Le communiqué justifie cette décision comme «une prise de mesure appropriée » pour réduire les effets négatifs de la poursuite des pressions inflationnistes qui représente « un risque pour l’économie». 

Le Conseil a exprimé sa « forte préoccupation » puisque l’inflation devrait « poursuivre sa tendance à la hausse au cours de la période à venir », et cela, bien qu’elle se soit repliée en janvier 2019 à +7,1% (contre +7,5% en décembre)

En ce qui concerne le « risque pour l’économie », le Conseil est particulièrement inquiet de la poursuite de la dégradation du déficit courant de la balance des paiements extérieurs. Il a ainsi atteint 11,2% du PIB en 2018 contre 10,2% en 2017. 

Dans une note publiée le 21 février 2019, la BCT explique qu’un des objectifs du durcissement de la politique monétaire est d’agir sur la limitation de ce déficit courant. 

Le raisonnement est le suivant : la hausse du taux directeur devrait « contraindre la capacité des agents économiques à dépenser » et « limiter la demande, principalement de consommation ». 

Cela devrait donc limiter les importations de biens de consommation et in fine, la hausse du taux directeur devrait contenir l’aggravation de la balance courante. Ce canal de transmission aurait un effet double puisque, le déficit de la balance courante, en faisant pression sur le taux de change, est à l’origine de la dépréciation du dinar tunisien qui s’est transmise aux prix intérieurs (inflation importée), contribuant à la persistance des tensions inflationnistes. 

Ainsi, contenir l’aggravation du déficit courant permettrait aussi de limiter la poursuite des pressions inflationnistes. Parmi les autres raisons qui font que celle-ci représente « un risque pour l’économie», la BCT souligne aussi qu’un dérapage de l’inflation pourrait constituer « une menace pour le pouvoir d’achat ». 

Enfin, elle pourrait aussi avoir des répercussions sur la « visibilité des investisseurs », donc faire baisser les investissements et in fine « compromettre la reprise économique encore fragile ». 
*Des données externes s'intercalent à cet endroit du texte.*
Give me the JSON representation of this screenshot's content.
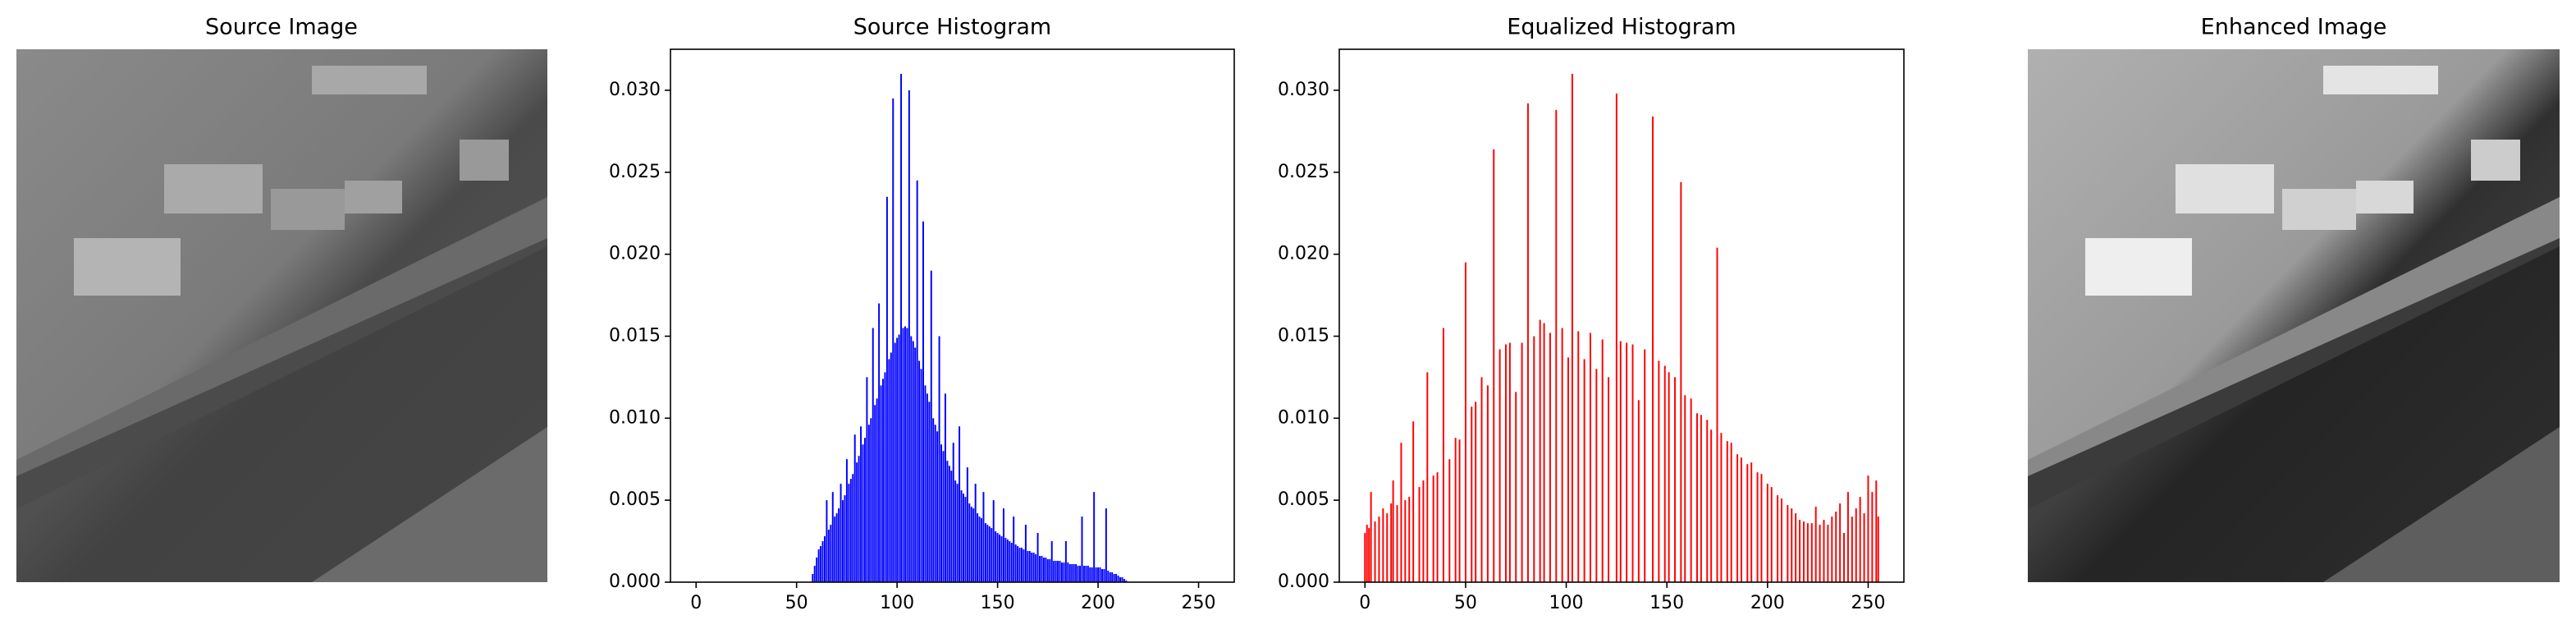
{
  "images": [
    {
      "title": "Source Image"
    },
    {
      "title": "Enhanced Image"
    }
  ],
  "chart_data": [
    {
      "type": "bar",
      "title": "Source Histogram",
      "color": "#0000ff",
      "x": [
        58,
        59,
        60,
        61,
        62,
        63,
        64,
        65,
        66,
        67,
        68,
        69,
        70,
        71,
        72,
        73,
        74,
        75,
        76,
        77,
        78,
        79,
        80,
        81,
        82,
        83,
        84,
        85,
        86,
        87,
        88,
        89,
        90,
        91,
        92,
        93,
        94,
        95,
        96,
        97,
        98,
        99,
        100,
        101,
        102,
        103,
        104,
        105,
        106,
        107,
        108,
        109,
        110,
        111,
        112,
        113,
        114,
        115,
        116,
        117,
        118,
        119,
        120,
        121,
        122,
        123,
        124,
        125,
        126,
        127,
        128,
        129,
        130,
        131,
        132,
        133,
        134,
        135,
        136,
        137,
        138,
        139,
        140,
        141,
        142,
        143,
        144,
        145,
        146,
        147,
        148,
        149,
        150,
        151,
        152,
        153,
        154,
        155,
        156,
        157,
        158,
        159,
        160,
        161,
        162,
        163,
        164,
        165,
        166,
        167,
        168,
        169,
        170,
        171,
        172,
        173,
        174,
        175,
        176,
        177,
        178,
        179,
        180,
        181,
        182,
        183,
        184,
        185,
        186,
        187,
        188,
        189,
        190,
        191,
        192,
        193,
        194,
        195,
        196,
        197,
        198,
        199,
        200,
        201,
        202,
        203,
        204,
        205,
        206,
        207,
        208,
        209,
        210,
        211,
        212,
        213,
        214
      ],
      "values": [
        0.0005,
        0.001,
        0.0015,
        0.002,
        0.0022,
        0.0025,
        0.0028,
        0.005,
        0.0032,
        0.0035,
        0.0055,
        0.004,
        0.0042,
        0.0045,
        0.006,
        0.005,
        0.0053,
        0.0075,
        0.006,
        0.0063,
        0.0066,
        0.009,
        0.0073,
        0.0077,
        0.0095,
        0.0084,
        0.0088,
        0.0125,
        0.0096,
        0.01,
        0.0155,
        0.0108,
        0.0112,
        0.017,
        0.012,
        0.0124,
        0.0128,
        0.0235,
        0.0136,
        0.014,
        0.0295,
        0.0146,
        0.0149,
        0.0151,
        0.031,
        0.0155,
        0.0156,
        0.0155,
        0.03,
        0.015,
        0.0147,
        0.0143,
        0.0245,
        0.0135,
        0.013,
        0.022,
        0.012,
        0.0115,
        0.011,
        0.019,
        0.01,
        0.0096,
        0.0092,
        0.015,
        0.0084,
        0.008,
        0.0115,
        0.0074,
        0.0071,
        0.0068,
        0.0085,
        0.0062,
        0.006,
        0.0095,
        0.0056,
        0.0054,
        0.0052,
        0.007,
        0.0048,
        0.0046,
        0.0045,
        0.006,
        0.0042,
        0.004,
        0.0039,
        0.0055,
        0.0036,
        0.0035,
        0.0034,
        0.0033,
        0.005,
        0.0031,
        0.003,
        0.0029,
        0.0028,
        0.0045,
        0.0027,
        0.0026,
        0.0025,
        0.0024,
        0.004,
        0.0023,
        0.0022,
        0.0021,
        0.0021,
        0.002,
        0.0035,
        0.0019,
        0.0019,
        0.0018,
        0.0018,
        0.0017,
        0.003,
        0.0016,
        0.0016,
        0.0015,
        0.0015,
        0.0014,
        0.0014,
        0.0025,
        0.0013,
        0.0013,
        0.0013,
        0.0013,
        0.0012,
        0.0012,
        0.0025,
        0.0012,
        0.0011,
        0.0011,
        0.0011,
        0.0011,
        0.001,
        0.001,
        0.004,
        0.001,
        0.001,
        0.001,
        0.0009,
        0.0009,
        0.0055,
        0.0009,
        0.0009,
        0.0009,
        0.0008,
        0.0008,
        0.0045,
        0.0007,
        0.0006,
        0.0006,
        0.0005,
        0.0005,
        0.0004,
        0.0003,
        0.0003,
        0.0002,
        0.0001
      ],
      "xlim": [
        -12.75,
        267.75
      ],
      "xticks": [
        0,
        50,
        100,
        150,
        200,
        250
      ],
      "ylim": [
        0,
        0.0325
      ],
      "yticks": [
        {
          "value": 0,
          "label": "0.000"
        },
        0.005,
        {
          "value": 0.01,
          "label": "0.010"
        },
        0.015,
        {
          "value": 0.02,
          "label": "0.020"
        },
        0.025,
        {
          "value": 0.03,
          "label": "0.030"
        }
      ]
    },
    {
      "type": "bar",
      "title": "Equalized Histogram",
      "color": "#ff0000",
      "x": [
        0,
        1,
        2,
        3,
        5,
        7,
        9,
        11,
        13,
        14,
        16,
        18,
        20,
        22,
        24,
        27,
        29,
        31,
        34,
        36,
        39,
        42,
        45,
        47,
        50,
        53,
        55,
        58,
        61,
        64,
        67,
        70,
        72,
        75,
        78,
        81,
        84,
        87,
        89,
        92,
        95,
        98,
        101,
        103,
        106,
        109,
        112,
        115,
        118,
        121,
        125,
        127,
        130,
        133,
        136,
        139,
        143,
        146,
        149,
        151,
        154,
        157,
        159,
        162,
        165,
        167,
        170,
        172,
        175,
        177,
        180,
        182,
        185,
        187,
        190,
        192,
        195,
        197,
        200,
        202,
        205,
        207,
        210,
        212,
        214,
        216,
        218,
        220,
        222,
        224,
        226,
        228,
        230,
        232,
        234,
        236,
        238,
        240,
        242,
        244,
        246,
        248,
        250,
        252,
        254,
        255
      ],
      "values": [
        0.003,
        0.0035,
        0.0033,
        0.0055,
        0.0037,
        0.004,
        0.0045,
        0.0042,
        0.0048,
        0.0062,
        0.0047,
        0.0085,
        0.005,
        0.0052,
        0.0098,
        0.0058,
        0.0062,
        0.0128,
        0.0065,
        0.0067,
        0.0155,
        0.0075,
        0.0088,
        0.0087,
        0.0195,
        0.0107,
        0.011,
        0.0125,
        0.012,
        0.0264,
        0.0142,
        0.0145,
        0.0146,
        0.0116,
        0.0146,
        0.0292,
        0.015,
        0.016,
        0.0158,
        0.0152,
        0.0288,
        0.0155,
        0.0137,
        0.031,
        0.0153,
        0.0136,
        0.0152,
        0.013,
        0.0148,
        0.0125,
        0.0298,
        0.0147,
        0.0146,
        0.0145,
        0.0111,
        0.0142,
        0.0284,
        0.0135,
        0.0132,
        0.0128,
        0.0125,
        0.0244,
        0.0114,
        0.0112,
        0.0103,
        0.0102,
        0.0099,
        0.0093,
        0.0204,
        0.0091,
        0.0086,
        0.0085,
        0.0078,
        0.0076,
        0.0072,
        0.0073,
        0.0067,
        0.0066,
        0.006,
        0.0058,
        0.0053,
        0.0051,
        0.0047,
        0.0045,
        0.0042,
        0.0038,
        0.0037,
        0.0036,
        0.0036,
        0.0046,
        0.0035,
        0.0038,
        0.0035,
        0.004,
        0.0043,
        0.0048,
        0.003,
        0.0055,
        0.004,
        0.0045,
        0.0052,
        0.0042,
        0.0065,
        0.0055,
        0.0062,
        0.004
      ],
      "xlim": [
        -12.75,
        267.75
      ],
      "xticks": [
        0,
        50,
        100,
        150,
        200,
        250
      ],
      "ylim": [
        0,
        0.0325
      ],
      "yticks": [
        {
          "value": 0,
          "label": "0.000"
        },
        0.005,
        {
          "value": 0.01,
          "label": "0.010"
        },
        0.015,
        {
          "value": 0.02,
          "label": "0.020"
        },
        0.025,
        {
          "value": 0.03,
          "label": "0.030"
        }
      ]
    }
  ]
}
Cette décision fait l’objet d’une forte contestation de la part de députés, d’organisations syndicales, d’économistes et d’autres acteurs du débat public, la plupart estimant que cette décision ne prend pas en compte le contexte économique difficile. Le Gouverneur est d’ailleurs appelé à expliquer cette décision devant l’Assemblée des Représentants du peuple. Pour rappel, la BCT a déjà relevé son taux directeur à deux reprises en 2018 (+75 points de base en mars 2018 et +100 points de base en juin 2018).
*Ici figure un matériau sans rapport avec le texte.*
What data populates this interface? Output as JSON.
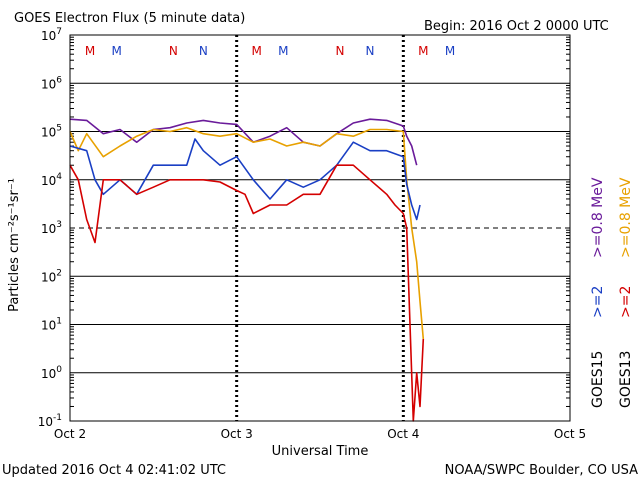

Par ailleurs, le Conseil a également approuvé le premier Plan Stratégique triennal de la BCT (2019-2021). Il vise principalement à mettre en place un dispositif opérationnel macro-prudentiel permettant de prévenir les risques, renforcer le pilotage de l’écosystème des paiements afin de réduire l’utilisation du cash dans l’économie (le decashing), œuvrer à une levée progressive des restrictions de change et améliorer les systèmes de collecte et d’utilisation des données.